Lucas Barrera

Personal information
- Full name: Lucas Emilio Barrera Halicki
- Date of birth: 21 April 2006 (age 20)
- Place of birth: Neuquén, Argentina
- Height: 1.82 m (6 ft 0 in)
- Position: Midfielder

Team information
- Current team: Universidad de Chile
- Number: 29

Youth career
- 2023–2024: Universidad Católica
- 2025–2026: Universidad de Chile

Senior career*
- Years: Team / Apps / (Gls)
- 2026–: Universidad de Chile / 14 / (0)

= Lucas Barrera =

Argentine footballer

Lucas Emilio Barrera Halicki (born 21 April 2006) is an Argentine footballer who plays as a midfielder for Chilean Primera División club Universidad de Chile.

==Career==
Born in Neuquén, Argentina, Barrera started his career at amateur level in Neuquén Province before moving to Chile thanks to Gustavo Canales and joining the Universidad Católica youth ranks for about two years.
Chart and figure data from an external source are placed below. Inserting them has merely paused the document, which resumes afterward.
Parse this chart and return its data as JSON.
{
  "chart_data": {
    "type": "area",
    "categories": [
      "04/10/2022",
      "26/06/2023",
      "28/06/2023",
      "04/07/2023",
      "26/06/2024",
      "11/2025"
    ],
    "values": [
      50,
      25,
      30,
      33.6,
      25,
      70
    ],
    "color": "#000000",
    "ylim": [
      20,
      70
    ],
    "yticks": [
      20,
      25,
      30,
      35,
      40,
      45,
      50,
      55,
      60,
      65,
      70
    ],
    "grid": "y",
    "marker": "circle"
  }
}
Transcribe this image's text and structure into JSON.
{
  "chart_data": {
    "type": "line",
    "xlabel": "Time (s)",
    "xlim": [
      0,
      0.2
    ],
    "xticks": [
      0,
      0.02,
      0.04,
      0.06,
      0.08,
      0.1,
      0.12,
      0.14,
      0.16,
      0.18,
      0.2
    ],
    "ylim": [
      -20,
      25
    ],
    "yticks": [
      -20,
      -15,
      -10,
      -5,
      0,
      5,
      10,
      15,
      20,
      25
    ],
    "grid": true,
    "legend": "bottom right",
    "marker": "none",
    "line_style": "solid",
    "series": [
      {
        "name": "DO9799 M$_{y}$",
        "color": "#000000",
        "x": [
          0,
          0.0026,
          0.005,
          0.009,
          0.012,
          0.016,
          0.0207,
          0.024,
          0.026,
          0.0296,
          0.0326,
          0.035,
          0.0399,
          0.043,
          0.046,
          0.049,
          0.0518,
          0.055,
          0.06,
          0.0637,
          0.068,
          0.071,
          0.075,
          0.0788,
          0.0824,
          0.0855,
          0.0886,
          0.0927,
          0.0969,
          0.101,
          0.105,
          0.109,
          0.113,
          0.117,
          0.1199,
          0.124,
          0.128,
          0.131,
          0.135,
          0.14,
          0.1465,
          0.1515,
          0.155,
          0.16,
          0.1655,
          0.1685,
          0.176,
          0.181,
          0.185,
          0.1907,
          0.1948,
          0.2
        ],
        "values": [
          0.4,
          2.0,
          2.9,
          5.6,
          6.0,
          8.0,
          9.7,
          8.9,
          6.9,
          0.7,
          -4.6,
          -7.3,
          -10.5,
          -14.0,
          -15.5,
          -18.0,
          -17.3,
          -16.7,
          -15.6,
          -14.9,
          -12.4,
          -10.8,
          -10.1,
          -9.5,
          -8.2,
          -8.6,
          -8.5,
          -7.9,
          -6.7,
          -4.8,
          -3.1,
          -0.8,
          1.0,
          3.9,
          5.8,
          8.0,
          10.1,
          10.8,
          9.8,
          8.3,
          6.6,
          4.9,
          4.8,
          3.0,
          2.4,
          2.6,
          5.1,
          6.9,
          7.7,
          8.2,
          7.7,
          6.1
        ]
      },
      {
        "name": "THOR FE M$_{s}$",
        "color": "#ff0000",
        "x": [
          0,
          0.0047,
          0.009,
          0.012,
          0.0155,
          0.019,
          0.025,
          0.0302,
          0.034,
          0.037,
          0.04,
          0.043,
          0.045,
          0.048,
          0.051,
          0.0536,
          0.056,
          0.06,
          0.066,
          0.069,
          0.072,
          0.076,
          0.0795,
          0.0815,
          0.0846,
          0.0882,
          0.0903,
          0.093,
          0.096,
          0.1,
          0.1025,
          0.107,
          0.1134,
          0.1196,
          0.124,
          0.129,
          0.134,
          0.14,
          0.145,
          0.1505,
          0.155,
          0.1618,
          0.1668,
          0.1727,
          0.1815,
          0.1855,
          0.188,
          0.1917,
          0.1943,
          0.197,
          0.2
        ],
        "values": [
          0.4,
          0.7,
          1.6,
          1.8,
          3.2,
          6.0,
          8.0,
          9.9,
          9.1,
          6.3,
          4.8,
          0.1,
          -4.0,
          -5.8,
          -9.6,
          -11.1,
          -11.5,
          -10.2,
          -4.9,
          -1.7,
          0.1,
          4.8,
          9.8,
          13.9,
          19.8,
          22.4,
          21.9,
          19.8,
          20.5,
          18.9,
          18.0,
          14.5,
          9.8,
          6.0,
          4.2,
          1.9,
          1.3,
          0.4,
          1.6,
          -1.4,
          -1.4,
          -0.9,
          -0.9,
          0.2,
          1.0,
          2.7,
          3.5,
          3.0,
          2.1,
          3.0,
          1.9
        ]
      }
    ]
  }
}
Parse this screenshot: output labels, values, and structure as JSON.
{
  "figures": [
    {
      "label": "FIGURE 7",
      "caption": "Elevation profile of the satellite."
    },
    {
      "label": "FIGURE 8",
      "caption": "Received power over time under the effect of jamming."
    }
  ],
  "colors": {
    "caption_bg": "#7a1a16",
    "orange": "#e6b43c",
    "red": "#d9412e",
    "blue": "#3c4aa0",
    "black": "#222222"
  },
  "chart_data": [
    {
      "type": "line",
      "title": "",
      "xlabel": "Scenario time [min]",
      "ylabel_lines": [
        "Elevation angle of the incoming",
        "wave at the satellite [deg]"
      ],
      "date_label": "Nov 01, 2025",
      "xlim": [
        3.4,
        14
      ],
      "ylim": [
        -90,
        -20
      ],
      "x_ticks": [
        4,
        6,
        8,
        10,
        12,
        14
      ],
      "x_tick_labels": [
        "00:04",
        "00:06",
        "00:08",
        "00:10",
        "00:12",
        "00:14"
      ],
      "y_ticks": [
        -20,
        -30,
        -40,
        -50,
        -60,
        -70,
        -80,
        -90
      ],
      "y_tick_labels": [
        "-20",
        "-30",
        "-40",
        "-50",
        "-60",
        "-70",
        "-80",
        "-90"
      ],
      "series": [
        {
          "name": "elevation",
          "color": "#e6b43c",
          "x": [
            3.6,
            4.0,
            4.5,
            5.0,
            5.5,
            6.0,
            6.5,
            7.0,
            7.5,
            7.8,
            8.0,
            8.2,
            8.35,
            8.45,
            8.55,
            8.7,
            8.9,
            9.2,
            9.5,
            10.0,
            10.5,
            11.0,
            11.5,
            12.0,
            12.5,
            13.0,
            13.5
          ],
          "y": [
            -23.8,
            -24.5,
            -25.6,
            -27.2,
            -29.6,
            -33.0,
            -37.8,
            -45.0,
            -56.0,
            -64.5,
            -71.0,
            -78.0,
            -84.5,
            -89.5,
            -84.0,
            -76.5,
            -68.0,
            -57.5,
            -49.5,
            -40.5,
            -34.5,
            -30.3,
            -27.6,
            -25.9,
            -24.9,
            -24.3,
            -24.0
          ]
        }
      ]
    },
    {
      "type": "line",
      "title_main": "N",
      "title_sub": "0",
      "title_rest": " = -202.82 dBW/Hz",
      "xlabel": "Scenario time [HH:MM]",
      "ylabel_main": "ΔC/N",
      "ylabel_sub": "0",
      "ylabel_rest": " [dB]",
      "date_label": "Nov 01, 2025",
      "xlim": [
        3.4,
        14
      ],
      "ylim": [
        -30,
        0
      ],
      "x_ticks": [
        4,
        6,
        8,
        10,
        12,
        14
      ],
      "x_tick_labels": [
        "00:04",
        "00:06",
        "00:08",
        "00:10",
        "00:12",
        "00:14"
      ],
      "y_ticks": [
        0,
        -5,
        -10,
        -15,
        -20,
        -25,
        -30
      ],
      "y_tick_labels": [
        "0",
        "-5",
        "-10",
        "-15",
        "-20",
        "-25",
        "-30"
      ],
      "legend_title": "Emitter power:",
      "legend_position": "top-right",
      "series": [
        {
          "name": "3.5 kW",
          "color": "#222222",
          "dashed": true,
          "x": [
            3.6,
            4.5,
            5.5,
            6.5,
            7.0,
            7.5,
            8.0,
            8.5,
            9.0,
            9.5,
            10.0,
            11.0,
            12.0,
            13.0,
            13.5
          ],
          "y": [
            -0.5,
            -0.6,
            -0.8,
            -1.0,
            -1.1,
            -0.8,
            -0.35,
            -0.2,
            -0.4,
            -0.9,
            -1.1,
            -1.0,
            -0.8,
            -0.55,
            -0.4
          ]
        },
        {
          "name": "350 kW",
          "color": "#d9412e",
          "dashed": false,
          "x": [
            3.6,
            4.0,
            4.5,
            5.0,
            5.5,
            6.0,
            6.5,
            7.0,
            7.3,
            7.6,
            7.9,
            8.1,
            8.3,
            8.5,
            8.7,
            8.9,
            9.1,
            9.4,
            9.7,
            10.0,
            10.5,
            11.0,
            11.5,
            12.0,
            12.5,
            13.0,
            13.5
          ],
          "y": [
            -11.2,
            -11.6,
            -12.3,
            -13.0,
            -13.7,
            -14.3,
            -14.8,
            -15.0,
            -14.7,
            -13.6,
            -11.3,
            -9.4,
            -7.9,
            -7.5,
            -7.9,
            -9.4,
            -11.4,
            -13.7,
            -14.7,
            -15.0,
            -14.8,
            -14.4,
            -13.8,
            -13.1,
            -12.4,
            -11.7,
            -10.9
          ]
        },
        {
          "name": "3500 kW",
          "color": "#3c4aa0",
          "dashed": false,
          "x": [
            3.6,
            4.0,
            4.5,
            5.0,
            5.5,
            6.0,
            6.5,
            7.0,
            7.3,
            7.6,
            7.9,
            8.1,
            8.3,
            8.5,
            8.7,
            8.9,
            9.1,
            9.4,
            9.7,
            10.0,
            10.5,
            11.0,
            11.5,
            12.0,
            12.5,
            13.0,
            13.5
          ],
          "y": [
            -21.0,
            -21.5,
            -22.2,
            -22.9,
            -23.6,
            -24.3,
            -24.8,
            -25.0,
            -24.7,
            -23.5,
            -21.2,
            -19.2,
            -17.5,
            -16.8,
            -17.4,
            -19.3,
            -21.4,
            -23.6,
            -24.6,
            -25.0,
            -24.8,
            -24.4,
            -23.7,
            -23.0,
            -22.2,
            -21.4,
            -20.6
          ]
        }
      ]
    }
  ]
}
In 2025, he switched to classic rival, Universidad de Chile and was included in the squad for the Copa Sudamericana semi-finals against Lanús under Gustavo Álvarez. He signed his first professional contract in November 2025 and was promoted to the first team the next season under Fernando Gago.

Barrera made his professional debut in the 1–3 away win against Audax Italiano in the Copa de la Liga on 31 March 2026 making an assist. Five days later, he made his debut in the Chilean Primera División in the 4–0 home victory against Deportes La Serena.

==Personal life==
Barrera is of Chilean descent since his great-grandfather in Chilean.